Remember when we used to hate car dealers? They were all those … guys … who just wouldn’t let us off the lot … without … buying … a car! GM invented Saturn specifically to deal with this hatred. Of course, our conventional targets of consumer hatred have been revised since the onset of the financial crisis. The slick dude trying to sell you a Chevy looks like a moral paragon next to the mysterious, hyper-moneyed gent from Greenwich with his fancy dancing-number screen, his clever math, and his insatiable appetite for leveraged plunder. Besides, car dealers are often pillars of their communities, lest we forget. They sponsor little league teams. I’ve bought two cars from a dealer who’s considered a hero of the people in Eastern Europe.

The question is: Will the dealers who are about to lose their dealerships merit greater sympathy than Chrysler’s laggard creditors? The National Automobile Dealers Association thinks so. The organization has begun a PR and lobbying campaign to demonize the planned dealer closings.

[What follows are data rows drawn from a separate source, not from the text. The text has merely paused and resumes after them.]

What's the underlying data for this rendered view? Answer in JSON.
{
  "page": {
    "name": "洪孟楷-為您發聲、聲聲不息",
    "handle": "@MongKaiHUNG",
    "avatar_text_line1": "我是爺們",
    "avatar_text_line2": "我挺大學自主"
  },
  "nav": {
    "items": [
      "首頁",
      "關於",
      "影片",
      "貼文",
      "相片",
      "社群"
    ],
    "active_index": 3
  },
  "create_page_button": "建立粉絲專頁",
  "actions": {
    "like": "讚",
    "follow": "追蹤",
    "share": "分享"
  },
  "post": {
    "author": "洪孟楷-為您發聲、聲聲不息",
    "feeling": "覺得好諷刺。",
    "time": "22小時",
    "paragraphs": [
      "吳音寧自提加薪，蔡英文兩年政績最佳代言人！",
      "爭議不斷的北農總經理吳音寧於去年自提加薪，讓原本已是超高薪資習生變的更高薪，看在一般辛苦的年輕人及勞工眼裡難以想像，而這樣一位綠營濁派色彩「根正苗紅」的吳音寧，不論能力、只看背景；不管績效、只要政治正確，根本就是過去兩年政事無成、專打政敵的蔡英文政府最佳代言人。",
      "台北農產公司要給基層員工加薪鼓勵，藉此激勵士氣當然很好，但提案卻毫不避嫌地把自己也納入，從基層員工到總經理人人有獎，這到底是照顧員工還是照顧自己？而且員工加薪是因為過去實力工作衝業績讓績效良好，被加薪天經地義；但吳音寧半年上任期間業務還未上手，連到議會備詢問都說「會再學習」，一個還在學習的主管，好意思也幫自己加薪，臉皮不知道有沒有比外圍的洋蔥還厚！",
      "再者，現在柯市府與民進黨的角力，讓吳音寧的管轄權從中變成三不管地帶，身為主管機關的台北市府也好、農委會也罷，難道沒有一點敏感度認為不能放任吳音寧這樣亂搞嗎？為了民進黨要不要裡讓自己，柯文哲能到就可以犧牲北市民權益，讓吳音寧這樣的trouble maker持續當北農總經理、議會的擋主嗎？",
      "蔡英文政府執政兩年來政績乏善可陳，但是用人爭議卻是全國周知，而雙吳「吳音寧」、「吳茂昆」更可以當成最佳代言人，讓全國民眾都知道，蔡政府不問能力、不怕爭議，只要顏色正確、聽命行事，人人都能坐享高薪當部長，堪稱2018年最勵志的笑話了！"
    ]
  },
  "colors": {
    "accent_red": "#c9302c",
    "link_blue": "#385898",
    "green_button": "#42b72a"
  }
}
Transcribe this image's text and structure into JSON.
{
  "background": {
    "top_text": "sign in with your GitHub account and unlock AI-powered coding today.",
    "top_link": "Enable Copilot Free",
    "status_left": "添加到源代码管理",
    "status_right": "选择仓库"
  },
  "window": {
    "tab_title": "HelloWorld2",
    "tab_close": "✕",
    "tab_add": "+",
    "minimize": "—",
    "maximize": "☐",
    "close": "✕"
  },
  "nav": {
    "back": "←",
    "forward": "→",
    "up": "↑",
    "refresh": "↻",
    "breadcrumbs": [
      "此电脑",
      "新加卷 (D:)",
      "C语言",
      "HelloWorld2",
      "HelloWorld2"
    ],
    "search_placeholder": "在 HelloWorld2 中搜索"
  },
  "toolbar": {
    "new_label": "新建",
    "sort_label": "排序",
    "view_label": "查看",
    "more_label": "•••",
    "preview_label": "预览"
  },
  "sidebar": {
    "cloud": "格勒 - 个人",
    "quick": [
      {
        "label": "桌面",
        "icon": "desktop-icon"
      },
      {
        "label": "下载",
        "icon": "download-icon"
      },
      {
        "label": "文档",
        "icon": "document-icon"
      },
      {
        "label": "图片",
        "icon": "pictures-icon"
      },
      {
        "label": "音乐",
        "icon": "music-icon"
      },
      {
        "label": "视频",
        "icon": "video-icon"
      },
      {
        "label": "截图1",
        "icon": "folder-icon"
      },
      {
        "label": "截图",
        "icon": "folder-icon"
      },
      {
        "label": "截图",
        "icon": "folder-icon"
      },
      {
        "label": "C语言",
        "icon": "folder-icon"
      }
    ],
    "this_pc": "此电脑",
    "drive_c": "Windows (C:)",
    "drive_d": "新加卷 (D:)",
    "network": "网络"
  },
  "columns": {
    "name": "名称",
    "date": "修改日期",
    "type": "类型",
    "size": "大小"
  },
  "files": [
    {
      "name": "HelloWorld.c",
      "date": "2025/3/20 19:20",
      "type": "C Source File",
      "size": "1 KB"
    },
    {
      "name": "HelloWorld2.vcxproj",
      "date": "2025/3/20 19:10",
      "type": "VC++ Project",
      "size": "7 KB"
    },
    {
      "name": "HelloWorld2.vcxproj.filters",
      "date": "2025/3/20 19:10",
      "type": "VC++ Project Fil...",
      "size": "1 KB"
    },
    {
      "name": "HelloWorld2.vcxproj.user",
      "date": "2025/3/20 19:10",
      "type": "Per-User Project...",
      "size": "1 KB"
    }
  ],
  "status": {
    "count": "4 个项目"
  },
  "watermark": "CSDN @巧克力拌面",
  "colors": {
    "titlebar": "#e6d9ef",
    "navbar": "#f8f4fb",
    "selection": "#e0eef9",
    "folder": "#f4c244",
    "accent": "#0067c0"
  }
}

Dealers are protected by federal and state franchise laws. However, it’s widely assumed that Chapter 11 for Chrysler and (probably) GM will enable these agreements to be terminated with no recourse for the dealers. For GM, with its vast dealer network, this would be a huge plus. When the company killed Oldsmobile in 2004, it had to shell out more than a billion in dealer payouts. Some industry observers see this as an opportunity to completely change the way that new cars are sold, upending decades of franchise statutes.

The renegade Chrysler hedge funds took their whuppin’ and slinked off with their sullen losses. In less than a month, GM’s bondholders may follow suit. Your friendly neighborhood car dealer may not do the same. And it’s worth remembering that in a few years, U.S. carmakers may once again be able to easily obtain loans. But will they be able to convince people to sell their cars?